Guy Harris guy at sun.uucp
Fri Aug 22 05:03:29 AEST 1986


> >Here are the things I have wanted badly enough to add to stdio:
> >FILE *fopenfxn(int (*fxn)(), char *mode)
> >	Function-stream I/O.
> Can't say I've ever thought about this one. I'm not sure when you'd
> use it either.

It might be useful for I/O on "streams" that aren't implemented by a file or
a string.  I suspect somebody out there has wanted such a beast (for
instance, one might use it with the 4.2BSD "syslog" facility, so that each
line written to the stream was logged.

> >FILE *fopenstr(char *str, int len, char *mode)
> >	An extension to sprintf() and sscanf().  This returns a stream
> >	which performs I/O to a string (this makes sprintf() and
> >	sscanf() unnecessay, though they are still convenient).

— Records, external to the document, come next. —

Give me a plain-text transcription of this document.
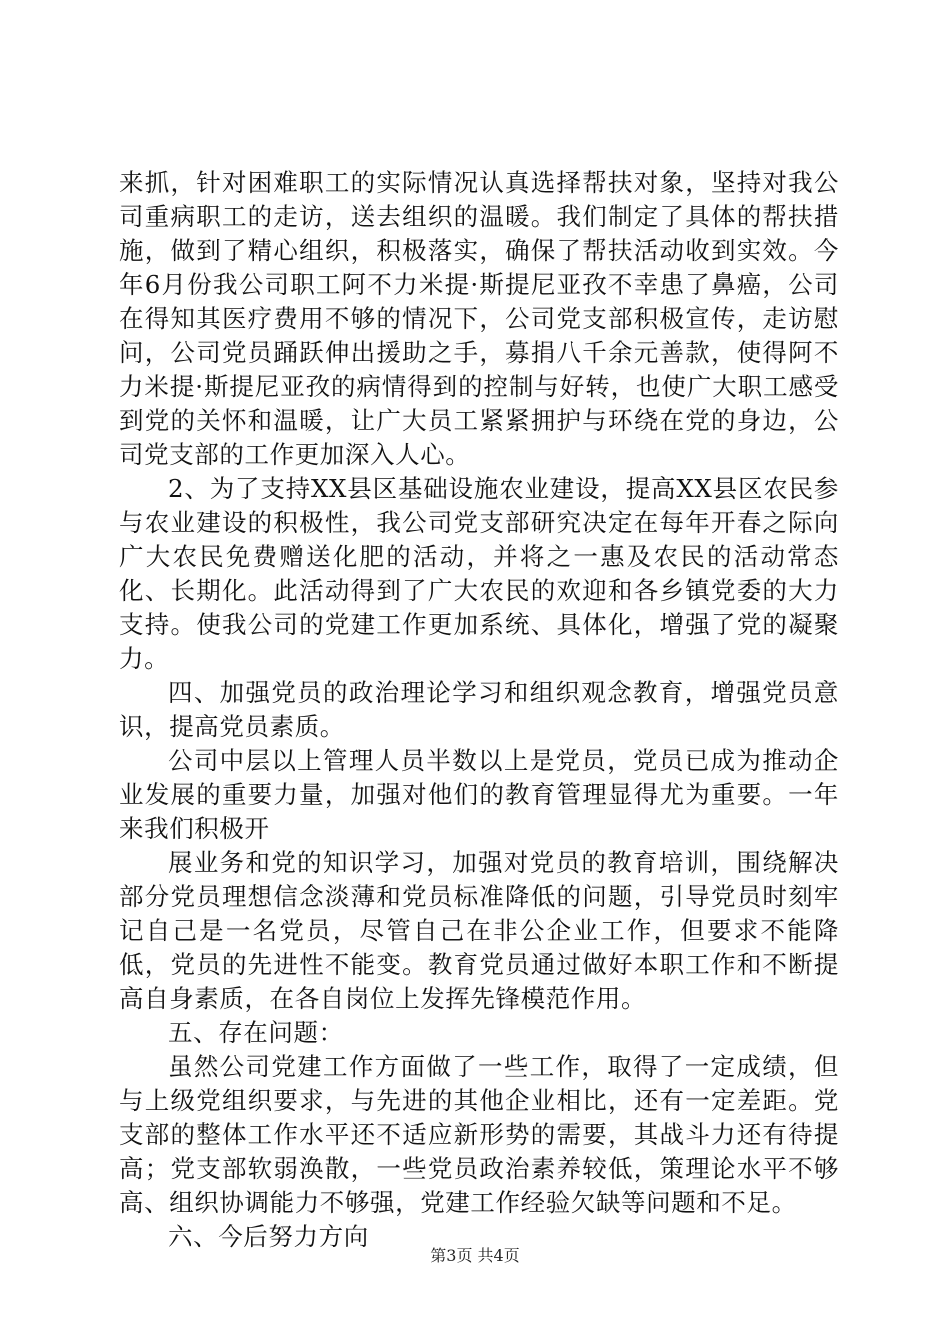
来抓，针对困难职工的实际情况认真选择帮扶对象，坚持对我公司重病职工的走访，送去组织的温暖。我们制定了具体的帮扶措施，做到了精心组织，积极落实，确保了帮扶活动收到实效。今年6月份我公司职工阿不力米提·斯提尼亚孜不幸患了鼻癌，公司在得知其医疗费用不够的情况下，公司党支部积极宣传，走访慰问，公司党员踊跃伸出援助之手，募捐八千余元善款，使得阿不力米提·斯提尼亚孜的病情得到的控制与好转，也使广大职工感受到党的关怀和温暖，让广大员工紧紧拥护与环绕在党的身边，公司党支部的工作更加深入人心。

2、为了支持XX县区基础设施农业建设，提高XX县区农民参与农业建设的积极性，我公司党支部研究决定在每年开春之际向广大农民免费赠送化肥的活动，并将之一惠及农民的活动常态化、长期化。此活动得到了广大农民的欢迎和各乡镇党委的大力支持。使我公司的党建工作更加系统、具体化，增强了党的凝聚力。

四、加强党员的政治理论学习和组织观念教育，增强党员意识，提高党员素质。

公司中层以上管理人员半数以上是党员，党员已成为推动企业发展的重要力量，加强对他们的教育管理显得尤为重要。一年来我们积极开

展业务和党的知识学习，加强对党员的教育培训，围绕解决部分党员理想信念淡薄和党员标准降低的问题，引导党员时刻牢记自己是一名党员，尽管自己在非公企业工作，但要求不能降低，党员的先进性不能变。教育党员通过做好本职工作和不断提高自身素质，在各自岗位上发挥先锋模范作用。

五、存在问题：

虽然公司党建工作方面做了一些工作，取得了一定成绩，但与上级党组织要求，与先进的其他企业相比，还有一定差距。党支部的整体工作水平还不适应新形势的需要，其战斗力还有待提高；党支部软弱涣散，一些党员政治素养较低，策理论水平不够高、组织协调能力不够强，党建工作经验欠缺等问题和不足。

六、今后努力方向

第3页 共4页
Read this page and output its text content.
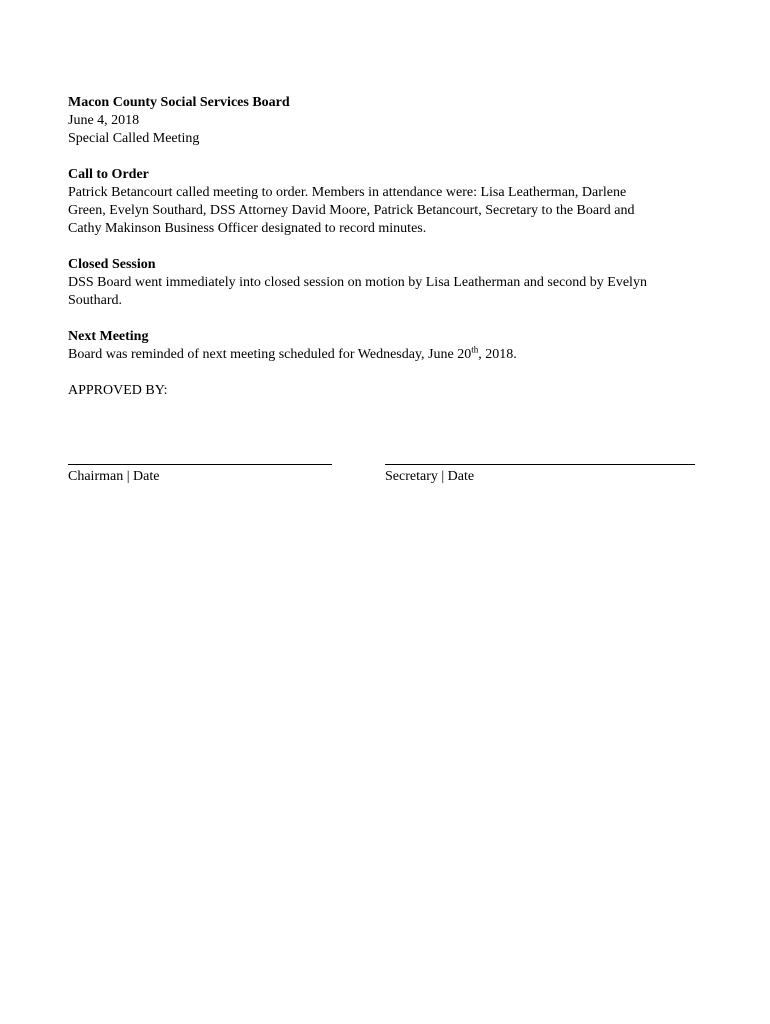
Macon County Social Services Board
June 4, 2018
Special Called Meeting
Call to Order
Patrick Betancourt called meeting to order. Members in attendance were: Lisa Leatherman, Darlene
Green, Evelyn Southard, DSS Attorney David Moore, Patrick Betancourt, Secretary to the Board and
Cathy Makinson Business Officer designated to record minutes.
Closed Session
DSS Board went immediately into closed session on motion by Lisa Leatherman and second by Evelyn
Southard.
Next Meeting
Board was reminded of next meeting scheduled for Wednesday, June 20th, 2018.
APPROVED BY:
Chairman | Date	Secretary | Date
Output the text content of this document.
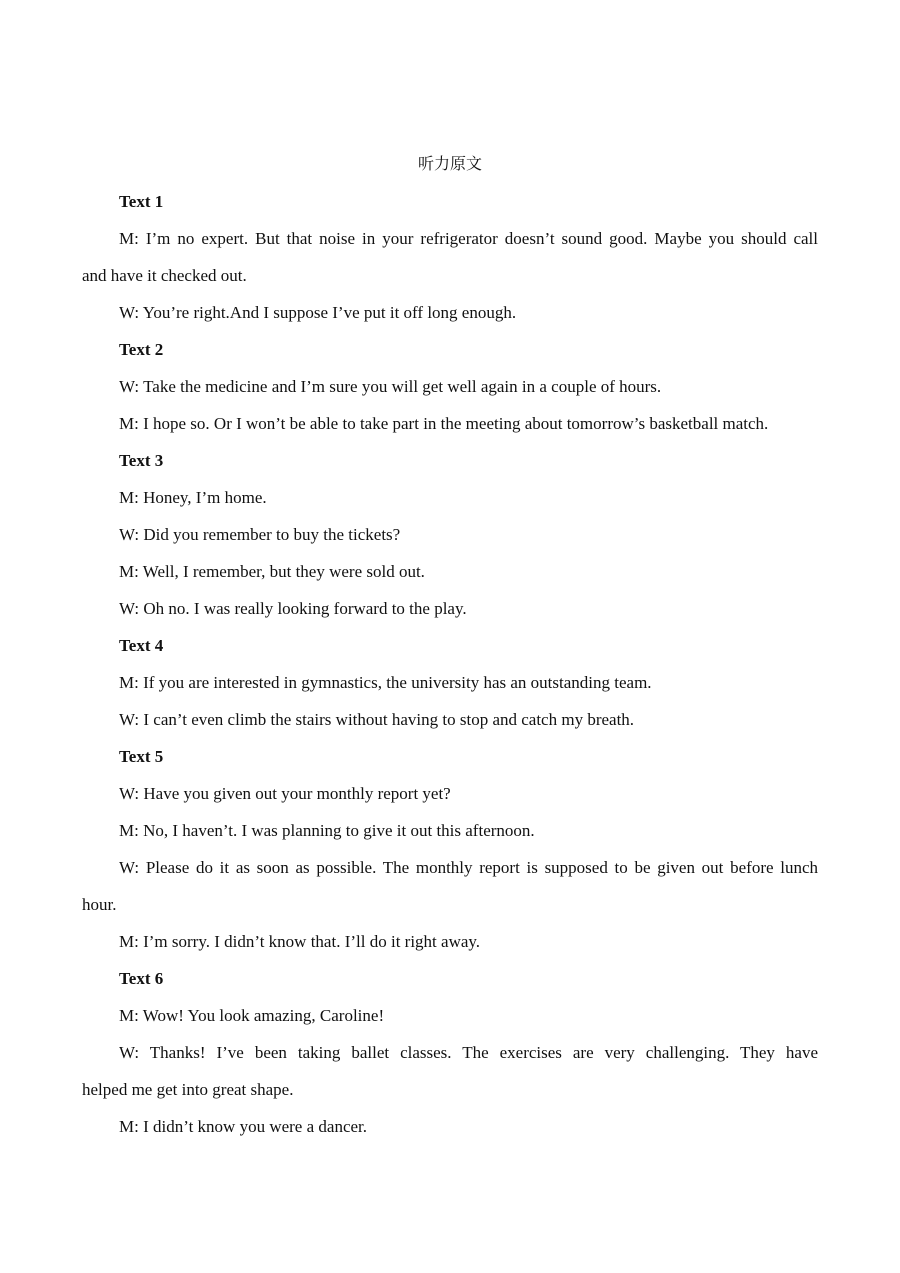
听力原文
Text 1
M: I’m no expert. But that noise in your refrigerator doesn’t sound good. Maybe you should call
and have it checked out.
W: You’re right.And I suppose I’ve put it off long enough.
Text 2
W: Take the medicine and I’m sure you will get well again in a couple of hours.
M: I hope so. Or I won’t be able to take part in the meeting about tomorrow’s basketball match.
Text 3
M: Honey, I’m home.
W: Did you remember to buy the tickets?
M: Well, I remember, but they were sold out.
W: Oh no. I was really looking forward to the play.
Text 4
M: If you are interested in gymnastics, the university has an outstanding team.
W: I can’t even climb the stairs without having to stop and catch my breath.
Text 5
W: Have you given out your monthly report yet?
M: No, I haven’t. I was planning to give it out this afternoon.
W: Please do it as soon as possible. The monthly report is supposed to be given out before lunch
hour.
M: I’m sorry. I didn’t know that. I’ll do it right away.
Text 6
M: Wow! You look amazing, Caroline!
W: Thanks! I’ve been taking ballet classes. The exercises are very challenging. They have
helped me get into great shape.
M: I didn’t know you were a dancer.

It looks straightforward to implement IF you have the 4BSD version of
standard I/O, where there's a "this is a string" flag for each FILE
structure.  The S5 version, unfortunately, has only a "char" for the flags,
not a "short", so it says that the "last" FILE entry, and only that entry,
is a stream.  If AT&T-IS is willing to put up with the terrifying
possibility of forcing people to delete *object* files and recompile them
for S5R4 (not *executable images*, they'll work fine as long as they don't
use shared libraries; if you can control which version of a shared library
you bind to, you can even make images built against shared libraries work),
they can do this too.  (Which way did V7 do this?)

Given "fopenstr" you can actually provide a version of "sprintf" that
performs *bounds checking* on the string it's printing into.  (Wow, what a
unique concept, software that doesn't scribble its data space when a user
types in a string longer than it expected!)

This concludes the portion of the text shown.